Although the produce there isn't consistently as good as produce in San Diego markets, and one can't bring produce across the border (apples, oranges, tomatoes, potatoes and avocados with seed are prohibited by U.S. authorities), and although some of the meat tastes different from American meat (none of it seems to have the heavily marbled fat that American meat has), you can save money in the Tijuana markets.

You can reach the biggest open market by walking or driving down the main tourist drag Avenida Revolucion, until you come to 6th or 7th Street. make a left, and two blocks further you hit it — Mercado Hidalgo. much of the market is wholesale. Even in the late morning you may see trucks full of watermelons being unloaded in assembly-line fashion. Sometimes you can't buy anything except in the big lots. One vendor wouldn't sell us strawberries in little baskets — they had to be purchased in the six-kilo box. But the prisce was very nice — $2.50 (21 cents per pound!). Some of the other staggering produce bargains:

  • Bananas: 15 cents per pound
  • Lemons: 25 cents per pound
  • Cucumbers: 10 cents per pound
  • Papayas: 15 cents per pound
  • Garlic: 10 cents per pound
  • Pineapple (extra large): 60 cents each
  • Coconuts: 30 cents each
  • Romaine lettuce: 20 cents per head

Across the street from Mercado Hidalgo on Avenida Negrete tends a small butcher shop. The ground round (lomo molido) goes here for 80 cents a pound, the round steak (lomo) for $1.40 per pound pork chops (chuletas de puerco) for 90 cents per pound, and filet mignon (filet mignon) for $1.75 per pound! (Both the meat and produce prices do fluctuate somewhat from day to day, and the quality can vary tremendously from vendor to vendor, so shop with a careful eye.)
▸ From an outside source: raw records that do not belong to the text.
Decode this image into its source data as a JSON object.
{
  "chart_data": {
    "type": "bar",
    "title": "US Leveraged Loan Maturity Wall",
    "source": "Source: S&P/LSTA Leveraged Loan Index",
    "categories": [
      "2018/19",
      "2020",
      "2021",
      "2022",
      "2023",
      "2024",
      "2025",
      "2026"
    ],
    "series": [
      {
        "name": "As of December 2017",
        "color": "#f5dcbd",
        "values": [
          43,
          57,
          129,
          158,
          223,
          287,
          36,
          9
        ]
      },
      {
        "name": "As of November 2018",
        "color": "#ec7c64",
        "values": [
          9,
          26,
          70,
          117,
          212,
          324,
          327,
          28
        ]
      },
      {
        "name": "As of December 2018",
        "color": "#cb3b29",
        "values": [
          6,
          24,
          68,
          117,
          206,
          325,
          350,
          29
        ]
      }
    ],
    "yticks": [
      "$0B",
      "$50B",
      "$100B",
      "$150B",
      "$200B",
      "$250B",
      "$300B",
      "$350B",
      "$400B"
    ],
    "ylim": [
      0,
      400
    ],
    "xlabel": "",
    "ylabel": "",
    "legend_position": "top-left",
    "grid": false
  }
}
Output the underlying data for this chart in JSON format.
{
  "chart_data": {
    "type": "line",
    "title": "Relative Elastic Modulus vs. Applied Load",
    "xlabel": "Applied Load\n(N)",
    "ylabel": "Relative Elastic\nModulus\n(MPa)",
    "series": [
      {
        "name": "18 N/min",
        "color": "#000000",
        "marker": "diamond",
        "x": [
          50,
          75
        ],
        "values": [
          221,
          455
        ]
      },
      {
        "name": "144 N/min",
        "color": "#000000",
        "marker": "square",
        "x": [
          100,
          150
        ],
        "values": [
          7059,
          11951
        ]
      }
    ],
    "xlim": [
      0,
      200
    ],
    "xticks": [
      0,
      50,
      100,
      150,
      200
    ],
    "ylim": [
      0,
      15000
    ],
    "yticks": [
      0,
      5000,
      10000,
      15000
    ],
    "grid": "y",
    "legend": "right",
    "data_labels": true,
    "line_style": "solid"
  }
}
Another open market, designed more for the individual customer, is El Popo. El Popo is on the other side of Avenida Revolucion. Going north from the direction of Mercado Hidalgo make a left from Revolucion to 3rd Street and walk three blocks to C Street. The produce at El Popo seems to be a lot better. It's a little more crowded but one gets used to the push-shove routine pretty quickly. Most of El Popo is covered: inside you can buy fish and meat. The fish bargains are just about as astonishing as the meat bargain — medium-sized shrimp for $1.60 a pound, fresh fillet for $1.30 a pound, abalone for $1.80 a pound, and Pacific Ocean lobster for $2.70 a pound.

Once can find similar bargains at some of the completely undisclosed supermarkets in Tijuana. Several of the restaurant owners say they buy their food at Supermercado Limon on Avenida Constitucion near 6th Street. The butcher at Limon has a "take a number, wait 'til you're called" system and chickens are 39 cents a pound, but the produce shelves are not as carefully tended as in the open markets and things are a little too picked over. Another favorite supermarket is Cali-Max, near the corner of 5th and Constitucion.

Cali-max, a tiny place, has some produce priced higher than Limon or the open markets, but, as the CALPIRG surverys show, every market has something that is cheaper than others. Cali-max sells watermelon for 9 cents a pound and — the day we were there — had a special on ground round, 60 cents a pound.

One sour note to the whole matter of shopping in Tijuana. People at the San Diego County Health Department will tell you "do so at your own risk" and warn you about the lack of sanitation south of the border. So, even if you aren't a germ paranoid, and you are interested in the Tee-Jay shopping bargains, cook that meat well and wash that fruit.